Based on cap compression rates, the market has moved beyond the prior 2007 top and continues to power forward, driven by low interest rates, a shortage of supply and “discipline” in commercial development. The industry has also shaken off negative global events, such as the European sovereign debt crisis, softening economic outlook in Asia or the US political gridlock.
As a result, there is a continued compression in yields, increasing rents and a run up in values. Altus finds that yields have not yet compressed to the point of investor discomfort and confidence is sustaining.
The major difference between today and 2007 is ultra-low interest rates and little prospect that they will move upwards in the near future. At the prior Q2 2007 peak, the 10-year Government of Canada bond rate was around 4.0% compared with the current rate of 2.0%. “In 2007 financing was available but it was more expensive then it is now to borrow money,” said Marie-France Benoit, a director with Altus InSite. “There is a lot of liquidity and a lot of financing available.”
Cap rate compression slowed in the fourth quarter of 2012 amid the worst fears of the European sovereign debt crisis before picking up again in this quarter, noted Benoit. “In the last quarter we wondered if we hit bottom or was just a pause. Now we know it was just a pause.”

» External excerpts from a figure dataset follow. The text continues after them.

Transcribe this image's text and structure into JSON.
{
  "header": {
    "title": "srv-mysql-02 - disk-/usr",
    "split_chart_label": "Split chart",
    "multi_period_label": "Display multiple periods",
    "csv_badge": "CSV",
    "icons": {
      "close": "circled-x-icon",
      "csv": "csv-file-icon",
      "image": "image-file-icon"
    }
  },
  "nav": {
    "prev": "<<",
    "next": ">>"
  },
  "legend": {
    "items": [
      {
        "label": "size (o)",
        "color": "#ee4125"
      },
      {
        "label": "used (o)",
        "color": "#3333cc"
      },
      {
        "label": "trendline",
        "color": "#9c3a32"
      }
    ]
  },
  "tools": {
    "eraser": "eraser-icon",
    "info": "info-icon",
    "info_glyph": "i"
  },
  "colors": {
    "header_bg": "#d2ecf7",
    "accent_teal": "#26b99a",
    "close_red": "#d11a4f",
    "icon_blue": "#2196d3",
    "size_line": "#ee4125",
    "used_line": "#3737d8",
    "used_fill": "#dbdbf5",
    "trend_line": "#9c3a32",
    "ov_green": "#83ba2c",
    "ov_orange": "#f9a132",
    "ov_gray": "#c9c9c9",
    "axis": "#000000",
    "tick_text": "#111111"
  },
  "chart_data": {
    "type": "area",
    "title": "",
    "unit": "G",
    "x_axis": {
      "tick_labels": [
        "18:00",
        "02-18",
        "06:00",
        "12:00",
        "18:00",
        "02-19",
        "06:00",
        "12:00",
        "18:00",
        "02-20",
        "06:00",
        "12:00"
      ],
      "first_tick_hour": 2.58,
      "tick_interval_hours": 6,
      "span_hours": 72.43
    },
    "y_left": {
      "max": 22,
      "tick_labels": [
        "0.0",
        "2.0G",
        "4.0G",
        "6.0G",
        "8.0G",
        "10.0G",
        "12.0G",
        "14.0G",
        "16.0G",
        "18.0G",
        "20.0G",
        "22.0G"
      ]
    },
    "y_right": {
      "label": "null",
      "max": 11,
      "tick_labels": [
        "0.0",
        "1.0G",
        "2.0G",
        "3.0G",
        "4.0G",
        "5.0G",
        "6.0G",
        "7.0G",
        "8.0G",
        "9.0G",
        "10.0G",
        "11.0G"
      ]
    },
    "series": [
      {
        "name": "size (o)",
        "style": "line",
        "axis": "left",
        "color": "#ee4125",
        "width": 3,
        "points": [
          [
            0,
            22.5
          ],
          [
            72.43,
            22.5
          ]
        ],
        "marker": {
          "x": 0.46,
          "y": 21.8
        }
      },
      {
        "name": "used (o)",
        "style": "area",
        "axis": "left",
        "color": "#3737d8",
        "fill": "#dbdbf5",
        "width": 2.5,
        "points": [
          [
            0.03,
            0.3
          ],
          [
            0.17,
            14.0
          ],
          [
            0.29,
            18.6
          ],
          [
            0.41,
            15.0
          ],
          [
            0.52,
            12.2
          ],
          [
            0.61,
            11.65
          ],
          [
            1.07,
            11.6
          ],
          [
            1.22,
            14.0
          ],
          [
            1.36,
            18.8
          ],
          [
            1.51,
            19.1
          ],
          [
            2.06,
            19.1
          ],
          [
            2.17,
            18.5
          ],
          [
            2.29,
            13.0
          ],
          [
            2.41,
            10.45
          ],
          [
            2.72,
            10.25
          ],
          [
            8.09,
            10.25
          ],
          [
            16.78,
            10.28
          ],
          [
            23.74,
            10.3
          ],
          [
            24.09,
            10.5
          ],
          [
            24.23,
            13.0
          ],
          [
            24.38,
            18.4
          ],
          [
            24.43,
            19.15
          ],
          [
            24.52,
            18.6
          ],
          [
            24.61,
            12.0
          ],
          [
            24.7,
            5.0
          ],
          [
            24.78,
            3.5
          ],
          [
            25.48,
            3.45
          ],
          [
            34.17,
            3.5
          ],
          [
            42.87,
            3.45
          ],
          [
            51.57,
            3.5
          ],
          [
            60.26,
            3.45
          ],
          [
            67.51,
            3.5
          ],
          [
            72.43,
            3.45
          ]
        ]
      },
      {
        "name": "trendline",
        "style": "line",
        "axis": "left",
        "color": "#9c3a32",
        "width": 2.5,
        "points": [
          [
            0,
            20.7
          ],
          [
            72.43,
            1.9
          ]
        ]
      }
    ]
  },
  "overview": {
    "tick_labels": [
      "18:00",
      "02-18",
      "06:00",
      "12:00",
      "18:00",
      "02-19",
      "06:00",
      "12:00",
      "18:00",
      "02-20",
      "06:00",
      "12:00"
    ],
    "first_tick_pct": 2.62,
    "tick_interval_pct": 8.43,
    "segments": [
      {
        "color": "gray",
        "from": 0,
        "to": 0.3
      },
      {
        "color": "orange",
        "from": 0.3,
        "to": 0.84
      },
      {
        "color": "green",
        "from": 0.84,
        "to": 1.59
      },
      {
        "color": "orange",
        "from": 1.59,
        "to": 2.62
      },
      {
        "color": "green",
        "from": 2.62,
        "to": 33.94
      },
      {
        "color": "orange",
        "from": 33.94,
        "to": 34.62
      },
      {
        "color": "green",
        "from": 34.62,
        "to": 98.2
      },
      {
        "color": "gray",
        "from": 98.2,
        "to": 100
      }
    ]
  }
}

The Altus survey said most asset classes are now beyond the 2007 peak, especially the most sought-after asset classes such as super regional malls and downtown Class A office towers. The one except is industrial properties, which is currently catching up and was one of the most prized asset classes among investors in the Q1 survey. “What it tells me is the industrial is seen as a type of asset that has a lot of upside,” she said. “It was so beaten in the recession it is recovering. Especially in Toronto and Montreal which were really affected by the recession, we see leasing activity picking up and it seems like the worst days are over.” Retail, which was a very popular asset in 2011, has moved down the preference list among investors.
Multi-Tenant and Single Tenant Industrial replaced retail options among prospective buyers, with 9.0 and 6.5 buyers for every seller respectively. Tier 1 Regional Mall (5.0 buyers for every seller) and Food Anchored Retail Strip (4.4 buyers for every seller) have slipped to third and fourth positions respectively, while Downtown Class “AA” Office has moved down to seventh position from number three.
Interestingly, Downtown Office Land maintained a top ten position, underscoring a new office construction cycle in many locations. The largest upward move from the last survey was Multi Tenant Industrial, which moved into number one position from tenth position. The other noteworthy product is Hotels, which moved into positive territory at 1.3 buyers per seller for the first time since the economic crash. Only two asset classes, Suburban Office Land and Suburban Class “B” Office, remain in negative position with more sellers than buyers.
“The respondents expect values to continue to increase, rents are firming up, so revenues are improving and there is no oversupply,” said Benoit. “So for the most popular asset classes there is no oversupply. All the projects that were built in Calgary and Toronto, downtown office towers are well leased, they are filling up well. All the signs are positive, there are not a lot of clouds on the horizon.”
The low interest rate environment has not only made real estate investments more affordable, it has also made them more attractive as an asset class as investors are finding it difficult to stay ahead of inflation with fixed income investments,” the Altus InSite director noted.
Deal activity is also on the rise as more sellers have stepped forward to meet that increased demand for property. “Products were really rare and now quantity of product available for sale has improved in the last six months,” she said. “We have had more investment activity than we had a year ago.”